A. A. Martinos Center for Biomedical Imaging, Massachusetts General Hospital, Boston, MA, USA.
Department of Radiology, Stanford University, Stanford, CA, USA.
Sci Rep. 2022 Feb 24;12(1):3155. doi: 10.1038/s41598-022-07092-9.
Knee effusion is a common comorbidity in osteoarthritis. To quantify the amount of effusion, semi quantitative assessment scales have been developed that classify fluid levels on an integer scale from 0 to 3. In this work, we investigated the use of a neural network (NN) that used MRI Osteoarthritis Knee Scores effusion-synovitis (MOAKS-ES) values to distinguish physiologic fluid levels from higher fluid levels in MR images of the knee. We evaluate its effectiveness on low-resolution images to examine its potential in low-field, low-cost MRI. We created a dense NN (dNN) for detecting effusion, defined as a nonzero MOAKS-ES score, from MRI scans. Both the training and performance evaluation of the network were conducted using public radiological data from the Osteoarthritis Initiative (OAI). The model was trained using sagittal turbo-spin-echo (TSE) MR images from 1628 knees. The accuracy was compared to VGG16, a commonly used convolutional classification network. Robustness of the dNN was assessed by adding zero-mean Gaussian noise to the test images with a standard deviation of 5-30% of the maximum test data intensity. Also, inference was performed on a test data set of 163 knees, which includes a smaller test set of 36 knees that was also assessed by a musculoskeletal radiologist and the performance of the dNN and the radiologist compared.
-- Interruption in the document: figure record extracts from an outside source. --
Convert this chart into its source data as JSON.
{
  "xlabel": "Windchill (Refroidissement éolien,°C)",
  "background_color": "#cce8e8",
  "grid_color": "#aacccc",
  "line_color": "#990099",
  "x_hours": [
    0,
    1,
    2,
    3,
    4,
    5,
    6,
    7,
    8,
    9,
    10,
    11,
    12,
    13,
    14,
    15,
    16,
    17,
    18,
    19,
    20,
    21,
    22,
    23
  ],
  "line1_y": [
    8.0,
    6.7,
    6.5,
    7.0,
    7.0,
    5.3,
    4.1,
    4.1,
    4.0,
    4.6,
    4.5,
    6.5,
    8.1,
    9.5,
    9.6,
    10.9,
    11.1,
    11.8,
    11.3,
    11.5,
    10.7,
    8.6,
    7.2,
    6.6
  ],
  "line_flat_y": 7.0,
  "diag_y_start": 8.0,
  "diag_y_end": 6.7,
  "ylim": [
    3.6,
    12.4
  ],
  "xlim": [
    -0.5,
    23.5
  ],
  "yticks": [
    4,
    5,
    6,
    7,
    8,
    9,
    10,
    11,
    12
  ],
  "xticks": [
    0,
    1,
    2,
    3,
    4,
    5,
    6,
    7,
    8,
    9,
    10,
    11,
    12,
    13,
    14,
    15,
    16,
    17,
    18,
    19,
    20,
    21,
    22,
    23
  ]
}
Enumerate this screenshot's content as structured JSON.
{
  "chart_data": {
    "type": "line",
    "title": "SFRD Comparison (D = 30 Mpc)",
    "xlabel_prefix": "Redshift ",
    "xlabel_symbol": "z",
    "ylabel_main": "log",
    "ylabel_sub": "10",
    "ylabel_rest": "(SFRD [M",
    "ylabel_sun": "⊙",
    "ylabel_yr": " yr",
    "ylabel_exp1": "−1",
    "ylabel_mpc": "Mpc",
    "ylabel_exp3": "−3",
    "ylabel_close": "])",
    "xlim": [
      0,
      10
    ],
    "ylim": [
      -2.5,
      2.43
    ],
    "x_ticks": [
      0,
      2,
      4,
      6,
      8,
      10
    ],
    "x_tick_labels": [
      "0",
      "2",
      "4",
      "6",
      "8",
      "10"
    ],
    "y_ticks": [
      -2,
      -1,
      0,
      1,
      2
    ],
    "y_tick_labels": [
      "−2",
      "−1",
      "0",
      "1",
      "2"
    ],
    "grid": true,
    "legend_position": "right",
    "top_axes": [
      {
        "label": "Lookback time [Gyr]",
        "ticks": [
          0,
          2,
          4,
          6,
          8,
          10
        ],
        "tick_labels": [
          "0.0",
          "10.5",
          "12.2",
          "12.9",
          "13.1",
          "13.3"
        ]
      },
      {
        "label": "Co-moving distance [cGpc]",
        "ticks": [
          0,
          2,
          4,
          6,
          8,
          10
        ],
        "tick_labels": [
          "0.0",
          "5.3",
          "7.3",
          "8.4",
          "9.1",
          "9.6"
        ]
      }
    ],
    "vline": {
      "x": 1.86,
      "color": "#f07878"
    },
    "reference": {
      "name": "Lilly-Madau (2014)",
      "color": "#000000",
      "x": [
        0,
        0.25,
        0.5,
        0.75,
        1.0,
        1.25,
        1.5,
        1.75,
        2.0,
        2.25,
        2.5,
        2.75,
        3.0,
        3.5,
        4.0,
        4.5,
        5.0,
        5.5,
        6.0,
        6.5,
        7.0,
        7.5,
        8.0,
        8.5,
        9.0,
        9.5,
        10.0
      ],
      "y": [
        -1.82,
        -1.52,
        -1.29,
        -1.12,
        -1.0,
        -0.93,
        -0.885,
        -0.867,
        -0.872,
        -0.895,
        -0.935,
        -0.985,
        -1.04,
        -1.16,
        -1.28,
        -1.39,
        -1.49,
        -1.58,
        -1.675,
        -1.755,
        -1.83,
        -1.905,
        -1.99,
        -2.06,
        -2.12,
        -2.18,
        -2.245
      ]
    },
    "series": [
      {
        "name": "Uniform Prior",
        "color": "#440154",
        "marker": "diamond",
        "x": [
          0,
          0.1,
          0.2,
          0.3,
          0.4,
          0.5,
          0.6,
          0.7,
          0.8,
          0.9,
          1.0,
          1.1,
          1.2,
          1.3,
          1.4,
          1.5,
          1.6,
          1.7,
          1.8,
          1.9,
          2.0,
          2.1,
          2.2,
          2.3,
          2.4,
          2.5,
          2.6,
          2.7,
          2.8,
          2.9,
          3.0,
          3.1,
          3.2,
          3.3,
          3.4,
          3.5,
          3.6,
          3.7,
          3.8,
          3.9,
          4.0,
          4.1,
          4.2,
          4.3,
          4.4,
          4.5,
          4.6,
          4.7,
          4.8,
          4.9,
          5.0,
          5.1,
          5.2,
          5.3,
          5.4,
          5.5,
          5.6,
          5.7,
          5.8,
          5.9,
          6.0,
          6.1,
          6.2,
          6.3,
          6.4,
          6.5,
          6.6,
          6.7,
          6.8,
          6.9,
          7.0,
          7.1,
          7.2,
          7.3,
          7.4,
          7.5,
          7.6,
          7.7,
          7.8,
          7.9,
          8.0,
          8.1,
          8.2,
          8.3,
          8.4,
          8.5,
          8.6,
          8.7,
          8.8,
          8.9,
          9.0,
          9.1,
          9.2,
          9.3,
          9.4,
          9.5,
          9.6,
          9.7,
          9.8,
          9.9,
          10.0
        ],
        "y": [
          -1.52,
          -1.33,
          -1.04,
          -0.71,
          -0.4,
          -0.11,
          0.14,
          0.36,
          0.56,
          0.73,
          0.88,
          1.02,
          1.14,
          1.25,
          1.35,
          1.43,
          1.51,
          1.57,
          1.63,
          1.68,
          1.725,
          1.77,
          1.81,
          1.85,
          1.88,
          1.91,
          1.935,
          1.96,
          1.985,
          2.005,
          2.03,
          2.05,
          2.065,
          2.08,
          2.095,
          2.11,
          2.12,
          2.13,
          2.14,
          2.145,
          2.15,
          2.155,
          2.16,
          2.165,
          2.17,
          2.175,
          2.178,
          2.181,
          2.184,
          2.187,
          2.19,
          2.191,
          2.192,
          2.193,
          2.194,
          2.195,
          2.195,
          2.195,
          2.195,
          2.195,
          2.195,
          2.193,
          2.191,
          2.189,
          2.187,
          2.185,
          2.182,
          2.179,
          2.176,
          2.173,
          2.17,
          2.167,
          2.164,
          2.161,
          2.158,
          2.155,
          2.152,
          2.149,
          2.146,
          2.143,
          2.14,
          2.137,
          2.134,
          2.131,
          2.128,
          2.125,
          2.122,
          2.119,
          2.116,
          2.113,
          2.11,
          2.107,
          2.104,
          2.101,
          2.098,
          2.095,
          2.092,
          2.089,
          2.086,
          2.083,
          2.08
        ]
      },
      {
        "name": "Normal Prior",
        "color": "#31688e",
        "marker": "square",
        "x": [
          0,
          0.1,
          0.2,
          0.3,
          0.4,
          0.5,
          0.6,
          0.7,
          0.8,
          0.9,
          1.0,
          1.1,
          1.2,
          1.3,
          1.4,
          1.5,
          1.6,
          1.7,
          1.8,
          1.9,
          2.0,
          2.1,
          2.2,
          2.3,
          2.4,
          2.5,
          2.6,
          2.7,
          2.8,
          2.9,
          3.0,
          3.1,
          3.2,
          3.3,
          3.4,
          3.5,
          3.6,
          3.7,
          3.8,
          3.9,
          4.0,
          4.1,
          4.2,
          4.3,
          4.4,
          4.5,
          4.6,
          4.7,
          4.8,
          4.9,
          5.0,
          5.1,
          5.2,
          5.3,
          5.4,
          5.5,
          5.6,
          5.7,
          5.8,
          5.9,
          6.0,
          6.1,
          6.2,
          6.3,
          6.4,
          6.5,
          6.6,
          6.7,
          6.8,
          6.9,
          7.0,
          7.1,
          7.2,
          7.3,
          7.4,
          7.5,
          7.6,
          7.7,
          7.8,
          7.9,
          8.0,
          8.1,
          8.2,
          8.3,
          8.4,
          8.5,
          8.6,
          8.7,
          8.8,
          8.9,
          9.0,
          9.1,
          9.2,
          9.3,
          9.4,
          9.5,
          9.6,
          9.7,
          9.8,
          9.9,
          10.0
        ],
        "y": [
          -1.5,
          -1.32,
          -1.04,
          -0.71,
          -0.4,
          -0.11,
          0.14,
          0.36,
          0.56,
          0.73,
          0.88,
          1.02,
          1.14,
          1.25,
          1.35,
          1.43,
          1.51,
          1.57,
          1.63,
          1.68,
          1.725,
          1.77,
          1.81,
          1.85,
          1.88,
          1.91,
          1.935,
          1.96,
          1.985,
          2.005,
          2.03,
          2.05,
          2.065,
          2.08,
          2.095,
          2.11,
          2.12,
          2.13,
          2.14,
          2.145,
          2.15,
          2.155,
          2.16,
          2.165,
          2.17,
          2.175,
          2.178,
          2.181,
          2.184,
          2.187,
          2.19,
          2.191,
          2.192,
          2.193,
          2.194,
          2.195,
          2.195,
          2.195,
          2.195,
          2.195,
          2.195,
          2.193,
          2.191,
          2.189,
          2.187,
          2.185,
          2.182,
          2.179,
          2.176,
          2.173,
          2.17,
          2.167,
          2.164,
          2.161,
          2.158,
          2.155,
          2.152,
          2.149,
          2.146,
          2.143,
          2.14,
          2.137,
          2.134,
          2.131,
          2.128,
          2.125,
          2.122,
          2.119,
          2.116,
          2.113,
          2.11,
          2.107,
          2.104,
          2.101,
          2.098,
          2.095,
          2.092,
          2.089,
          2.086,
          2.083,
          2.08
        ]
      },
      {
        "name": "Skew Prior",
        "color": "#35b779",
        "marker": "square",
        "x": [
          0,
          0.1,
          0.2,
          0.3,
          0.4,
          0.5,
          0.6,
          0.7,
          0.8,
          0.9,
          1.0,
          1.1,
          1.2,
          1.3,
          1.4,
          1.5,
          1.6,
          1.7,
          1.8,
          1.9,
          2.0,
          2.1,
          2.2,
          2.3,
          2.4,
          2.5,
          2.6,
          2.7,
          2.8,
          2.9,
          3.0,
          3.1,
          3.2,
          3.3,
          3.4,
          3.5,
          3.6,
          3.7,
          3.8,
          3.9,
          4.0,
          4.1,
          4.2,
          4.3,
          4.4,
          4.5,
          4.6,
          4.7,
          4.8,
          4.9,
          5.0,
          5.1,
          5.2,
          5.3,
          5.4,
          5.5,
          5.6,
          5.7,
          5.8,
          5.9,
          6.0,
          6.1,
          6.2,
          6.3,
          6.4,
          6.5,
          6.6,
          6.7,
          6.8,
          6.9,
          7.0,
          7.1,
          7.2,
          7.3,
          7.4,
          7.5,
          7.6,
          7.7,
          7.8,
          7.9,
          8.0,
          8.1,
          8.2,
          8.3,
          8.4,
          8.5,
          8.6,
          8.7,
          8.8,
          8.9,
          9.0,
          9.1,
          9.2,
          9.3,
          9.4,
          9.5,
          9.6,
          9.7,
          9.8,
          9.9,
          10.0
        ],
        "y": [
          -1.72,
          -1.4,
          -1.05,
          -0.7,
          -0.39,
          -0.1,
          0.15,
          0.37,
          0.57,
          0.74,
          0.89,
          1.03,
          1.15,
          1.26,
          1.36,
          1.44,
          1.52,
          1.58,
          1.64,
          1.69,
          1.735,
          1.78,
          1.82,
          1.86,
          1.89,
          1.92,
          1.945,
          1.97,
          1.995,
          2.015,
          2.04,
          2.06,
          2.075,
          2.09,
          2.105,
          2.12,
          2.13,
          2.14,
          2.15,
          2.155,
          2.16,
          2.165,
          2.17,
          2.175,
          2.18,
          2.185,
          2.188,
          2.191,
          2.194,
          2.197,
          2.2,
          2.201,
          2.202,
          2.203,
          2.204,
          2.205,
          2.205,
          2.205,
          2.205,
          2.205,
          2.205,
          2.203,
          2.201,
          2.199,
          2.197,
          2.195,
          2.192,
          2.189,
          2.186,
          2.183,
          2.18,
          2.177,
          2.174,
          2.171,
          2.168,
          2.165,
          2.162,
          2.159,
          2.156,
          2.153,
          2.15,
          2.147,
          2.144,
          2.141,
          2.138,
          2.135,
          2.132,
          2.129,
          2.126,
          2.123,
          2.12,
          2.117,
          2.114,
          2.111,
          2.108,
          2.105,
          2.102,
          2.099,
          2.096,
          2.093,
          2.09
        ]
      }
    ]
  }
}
For the larger test data set, the dNN performed with an average accuracy of 62%. In addition, the network proved robust to noise, classifying the noisy images with minimal degradation to accuracy. When given MRI scans with 5% Gaussian noise, the network performed similarly, with an average accuracy of 61%. For the smaller 36-knee test data set, assessed both by the dNN and by a radiologist, the network performed better than the radiologist on average. Classifying knee effusion from low-resolution images with a similar accuracy as a human radiologist using neural networks is feasible, suggesting automatic assessment of images from low-cost, low-field scanners as a potentially useful assessment tool.
膝关节积液是骨关节炎的一种常见合并症。为了定量评估积液量,已经开发出半定量评估量表,将液体水平按整数从 0 到 3 进行分类。在这项工作中,我们研究了使用神经网络 (NN) 的方法,该方法使用 MRI 骨关节炎膝关节评分积液-滑膜炎 (MOAKS-ES) 值来区分膝关节 MRI 图像中生理水平的积液与更高水平的积液。我们评估了它在低分辨率图像上的有效性,以检查其在低场、低成本 MRI 中的潜在应用。我们创建了一个用于检测积液的密集神经网络 (dNN),定义为 MOAKS-ES 评分非零。网络的训练和性能评估均使用来自骨关节炎倡议 (OAI) 的公共放射学数据进行。该模型使用来自 1628 个膝关节的矢状面涡轮自旋回波 (TSE) MR 图像进行训练。将准确性与常用的卷积分类网络 VGG16 进行了比较。通过向测试图像添加均值为零的高斯噪声,并将标准差设置为最大测试数据强度的 5-30%,评估 dNN 的稳健性。此外,还对包括由肌肉骨骼放射科医生评估的 36 个膝关节较小测试集的 163 个膝关节测试数据集进行了推断,并比较了 dNN 和放射科医生的性能。对于较大的测试数据集,dNN 的平均准确率为 62%。此外,该网络对噪声具有很强的鲁棒性,对图像进行分类时,其准确性几乎没有降低。当给 5%高斯噪声的 MRI 扫描时,网络的性能相似,平均准确率为 61%。对于较小的 36 个膝关节测试数据集,由 dNN 和放射科医生评估,网络的性能平均优于放射科医生。使用神经网络以与人类放射科医生相似的准确度从低分辨率图像中分类膝关节积液是可行的,这表明使用低成本、低场扫描仪的图像自动评估可能是一种有用的评估工具。